When governance is framed as clinical, entire sectors that absolutely shape safety and outcomes can feel permitted to step out.


For decades, clinical governance has been the backbone of safety, quality and continuous improvement in healthcare.

It was designed for a world of hospitals, clinics and face-to-face care. But that world has changed.

Today, health and care are delivered through virtual platforms, telehealth, remote monitoring, technology-enabled services and complex ecosystems that sit well beyond traditional clinical settings.

The question is no longer whether care has changed – but whether our governance has kept up.

Here’s where I see the problem.

When governance is framed as clinical, entire sectors that absolutely shape safety and outcomes can feel permitted to step out. Not because they don’t care — but because they don’t see themselves as “clinical”.

This can include:

  • disability, aged and in-home care;
  • early childhood, education and social care;
  • digital health and technology vendors;
  • infrastructure providers (telcos, power);
  • insurers and government departments.

These sectors intersect with health and care every day.
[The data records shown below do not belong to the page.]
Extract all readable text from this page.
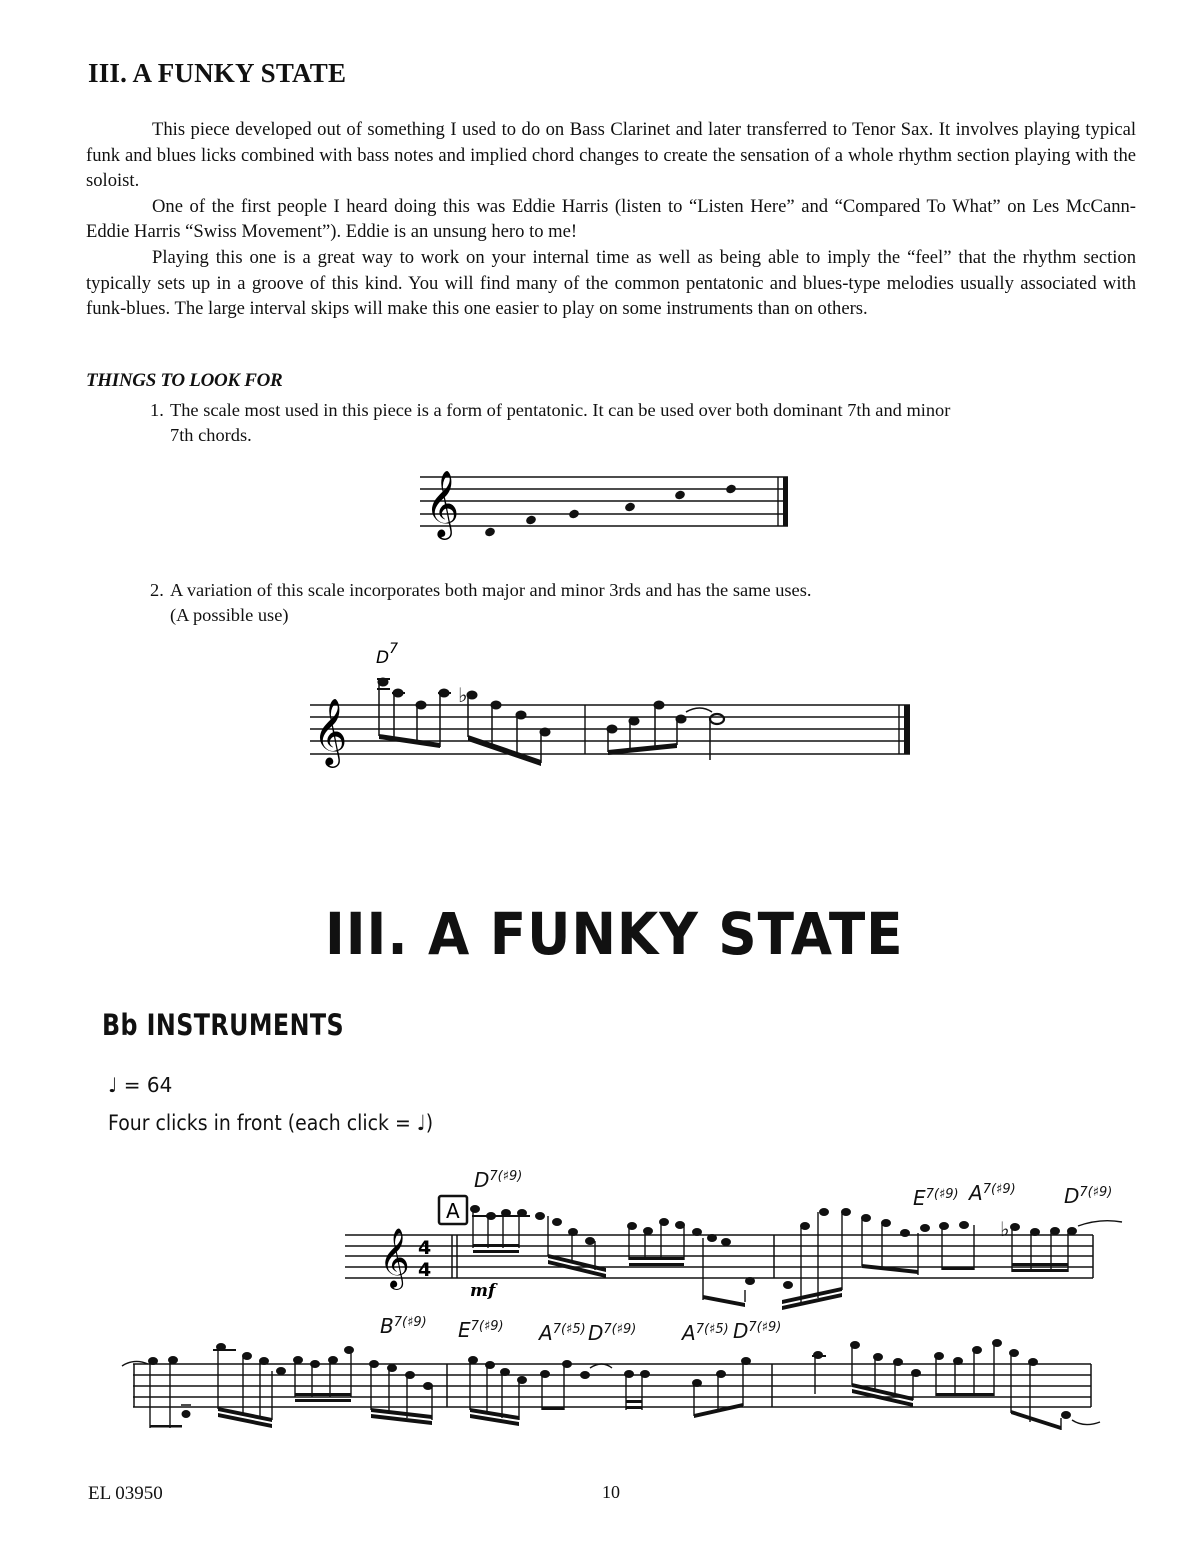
III. A FUNKY STATE

This piece developed out of something I used to do on Bass Clarinet and later transferred to Tenor Sax. It involves playing typical funk and blues licks combined with bass notes and implied chord changes to create the sensation of a whole rhythm section playing with the soloist.

One of the first people I heard doing this was Eddie Harris (listen to “Listen Here” and “Compared To What” on Les McCann-Eddie Harris “Swiss Movement”). Eddie is an unsung hero to me!

Playing this one is a great way to work on your internal time as well as being able to imply the “feel” that the rhythm section typically sets up in a groove of this kind. You will find many of the common pentatonic and blues-type melodies usually associated with funk-blues. The large interval skips will make this one easier to play on some instruments than on others.

THINGS TO LOOK FOR
1. The scale most used in this piece is a form of pentatonic. It can be used over both dominant 7th and minor
7th chords.
2. A variation of this scale incorporates both major and minor 3rds and has the same uses.
(A possible use)
𝄞
$D^7$
𝄞
♭
III. A FUNKY STATE
Bb INSTRUMENTS
♩ = 64
Four clicks in front (each click = ♩)
$D^{7(♯9)}$
$E^{7(♯9)}$ $A^{7(♯9)}$ $D^{7(♯9)}$
A
𝄞 4
4
mf
♭
$B^{7(♯9)}$ $E^{7(♯9)}$ $A^{7(♯5)}$ $D^{7(♯9)}$ $A^{7(♯5)}$ $D^{7(♯9)}$
EL 03950	10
Different sectors, same issue — governance blind spots.

Changing this is hard. “Clinical governance” is deeply embedded and strongly branded. Dropping the word clinical can feel like abandoning its principles. I totally get it.

But clinical governance has always been about more than clinical care. It’s about safe, high-quality, continuously improving service delivery, culture, and how organisations work.

So why not call it what it really is?

I have landed on this concept: “HealthCare+ governance”, an evolution – not a rejection – of clinical governance that:

  • unifies clinical, care, technology and enterprise governance;
  • recognises that health and care are distinct but interconnected;
  • explicitly includes technology, data and non-clinical sectors through the “+”.

This matters because technology is no longer optional. As Simon Kuestenmacher reminds us, Australia’s demographics mean AI and automation are essential to the sustainability of our health system. Governance that ignores this reality is governance that fails.

This thinking feels promising. HealthCare+ governance brings:

  • clarity for teams that don’t identify as clinical;
  • confidence for boards overseeing complex ecosystems;
  • flexibility as care models and technologies evolve.

The big question

If governance is about safety, quality and trust – shouldn’t it evolve with the way health and care are delivered?

Clinical governance got us here, but the future demands something broader, more inclusive and technology aware.

Maybe it’s time.

Liz Keen is head of healthcare governance at Infosys Consulting. She is a panel member on the Australasian Institute of Digital Health’s regulation, standards and assurance frameworks SME panel, and a nurse.